Para especialistas, a melhoria desta situação está em observar a mobilidade urbana em geral e não apenas olhar para a disponibilidade de vagas. Membro da Associação Nacional de Transportes Públicos (ANTP) e pesquisador do Observatório das Metrópoles em Goiânia, Antenor Pinheiro, explica que “a cidade possui uma das maiores taxas de motorização do Brasil (1,1 habitantes por veículo), o modelo de desenvolvimento adotado privilegia e estimula o uso do transporte individual motorizado como meio de transporte e a política de uso e ocupação do solo corrompe os mais básicos conceitos de planejamento urbano sustentável”.

Com isso, para Pinheiro, “temos como característica prevalente uma cidade cada vez mais brutalizada e violenta, estupidamente gerida, onde o carro e a motocicleta assumem o protagonismo sobre os demais modais”. O resultado, completa o especialista, “são vias cada vez mais saturadas e disputas motorizadas frenéticas por espaços de mobilidade, portanto, uma cidade com menos espaços viários de acomodação para estacionar em função de uma demanda propositadamente aquecida”. Integrante do Fórum de Mobilidade Mova-Se, Jean Damas reforça que o uso indevido dos espaços públicos, como estacionamentos irregulares ou por longos períodos, junto aos demais problemas já citados, evidenciam a situação.

O engenheiro especialista em Trânsito, Marcos Rothen, professor do Instituto Federal de Goiás (IFG), alerta que em Goiânia é possível estacionar de graça na grande maioria das ruas. “Um motorista pode estacionar numa vaga de manhã e deixar o carro ali o dia todo, sem ter que pagar nada. Em áreas com maior adensamento, com maior atividade comercial ou de serviços é preciso que haja a rotatividade com oportunidade para todos os motoristas.” Damas cita que na capital essas são as áreas onde a dificuldade de encontrar estacionamento é mais evidente, como o centro da cidade, bairros comerciais movimentados e locais próximos a instituições de ensino e hospitais.

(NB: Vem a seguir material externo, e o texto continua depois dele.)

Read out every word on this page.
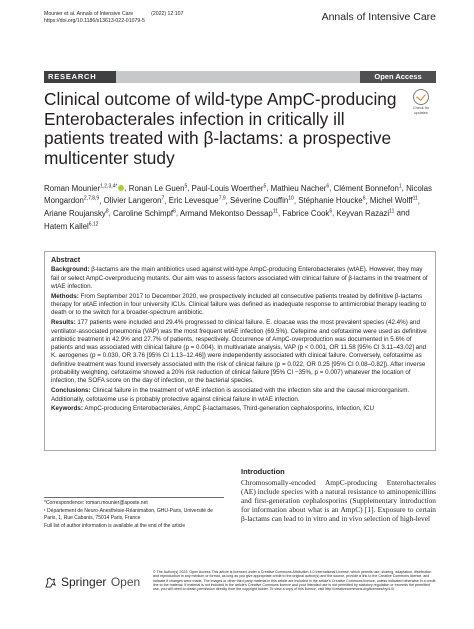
Mounier et al. Annals of Intensive Care	(2022) 12:107
https://doi.org/10.1186/s13613-022-01079-5	Annals of Intensive Care
RESEARCH	Open Access
Clinical outcome of wild-type AmpC-producing Enterobacterales infection in critically ill patients treated with β-lactams: a prospective multicenter study
Check for updates
Roman Mounier$^{1,2,3,4*}$ , Ronan Le Guen$^5$, Paul-Louis Woerther$^5$, Mathieu Nacher$^6$, Clément Bonnefon$^1$, Nicolas Mongardon$^{2,7,8,9}$, Olivier Langeron$^7$, Eric Levesque$^{7,9}$, Séverine Couffin$^{10}$, Stéphanie Houcke$^6$, Michel Wolff$^{11}$, Ariane Roujansky$^8$, Caroline Schimpf$^6$, Armand Mekontso Dessap$^{11}$, Fabrice Cook$^6$, Keyvan Razazi$^{11}$ and Hatem Kallel$^{6,12}$
Abstract

Background: β-lactams are the main antibiotics used against wild-type AmpC-producing Enterobacterales (wtAE). However, they may fail or select AmpC-overproducing mutants. Our aim was to assess factors associated with clinical failure of β-lactams in the treatment of wtAE infection.

Methods: From September 2017 to December 2020, we prospectively included all consecutive patients treated by definitive β-lactams therapy for wtAE infection in four university ICUs. Clinical failure was defined as inadequate response to antimicrobial therapy leading to death or to the switch for a broader-spectrum antibiotic.

Results: 177 patients were included and 29.4% progressed to clinical failure. E. cloacae was the most prevalent species (42.4%) and ventilator-associated pneumonia (VAP) was the most frequent wtAE infection (69.5%). Cefepime and cefotaxime were used as definitive antibiotic treatment in 42.9% and 27.7% of patients, respectively. Occurrence of AmpC-overproduction was documented in 5.6% of patients and was associated with clinical failure (p = 0.004). In multivariate analysis, VAP (p < 0.001, OR 11.58 [95% CI 3.11–43.02] and K. aerogenes (p = 0.030, OR 3.76 [95% CI 1.13–12.46]) were independently associated with clinical failure. Conversely, cefotaxime as definitive treatment was found inversely associated with the risk of clinical failure (p = 0.022, OR 0.25 [95% CI 0.08–0.82]). After inverse probability weighting, cefotaxime showed a 20% risk reduction of clinical failure [95% CI −35%, p = 0.007) whatever the location of infection, the SOFA score on the day of infection, or the bacterial species.

Conclusions: Clinical failure in the treatment of wtAE infection is associated with the infection site and the causal microorganism. Additionally, cefotaxime use is probably protective against clinical failure in wtAE infection.

Keywords: AmpC-producing Enterobacterales, AmpC β-lactamases, Third-generation cephalosporins, Infection, ICU

*Correspondence: roman.mounier@aposte.net

¹ Département de Neuro-Anesthésie-Réanimation, GHU-Paris, Université de Paris, 1, Rue Cabanis, 75014 Paris, France

Full list of author information is available at the end of the article

Introduction

Chromosomally-encoded AmpC-producing Enterobacterales (AE) include species with a natural resistance to aminopenicillins and first-generation cephalosporins (Supplementary introduction for information about what is an AmpC) [1]. Exposure to certain β-lactams can lead to in vitro and in vivo selection of high-level

Springer
Open
© The Author(s) 2022. Open Access This article is licensed under a Creative Commons Attribution 4.0 International License, which permits use, sharing, adaptation, distribution and reproduction in any medium or format, as long as you give appropriate credit to the original author(s) and the source, provide a link to the Creative Commons licence, and indicate if changes were made. The images or other third party material in this article are included in the article's Creative Commons licence, unless indicated otherwise in a credit line to the material. If material is not included in the article's Creative Commons licence and your intended use is not permitted by statutory regulation or exceeds the permitted use, you will need to obtain permission directly from the copyright holder. To view a copy of this licence, visit http://creativecommons.org/licenses/by/4.0/.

Segundo Rothen, no entanto, os lugares com maior dificuldade são os setores Campinas, Centro e o Bueno, mas, para ele, mesmo nesses setores é possível estacionar nas proximidades. “E, comparado com outras cidades, os estacionamentos privados, são pouco ocupados, não são muito caros. Algo que se destaca aqui é a possibilidade de até na Praça Cívica estacionar o dia todo sem pagar nada.” Já Antenor Pinheiro entende que os locais com maior dificuldade para se estacionar estão associados “ao interesse e volúpia do capital imobiliário que hoje governa a cidade”.

No seu entendimento, Pinheiro ressalta que o problema “não mais prevalece como dinâmica natural somente nas imediações dos principais polos geradores de viagens, mas como consequência inevitável para todas as regiões adensadas da cidade, inclusive nas áreas residenciais”. Ele faz uma analogia a uma “metástase de uma doença urbana deliberadamente provocada por escolhas irracionais da gestão pública”.

“A receita é enfrentar o problema sob outra lógica, porque estacionamento conceitualmente não pode ser tratado como demanda pública. Estacionar carros e motocicletas é demanda individual, não de interesse público”, acredita Pinheiro. Para Damas, o sistema de estacionamento rotativo, como a Área Azul, pode ser uma solução eficaz e ainda gera recursos.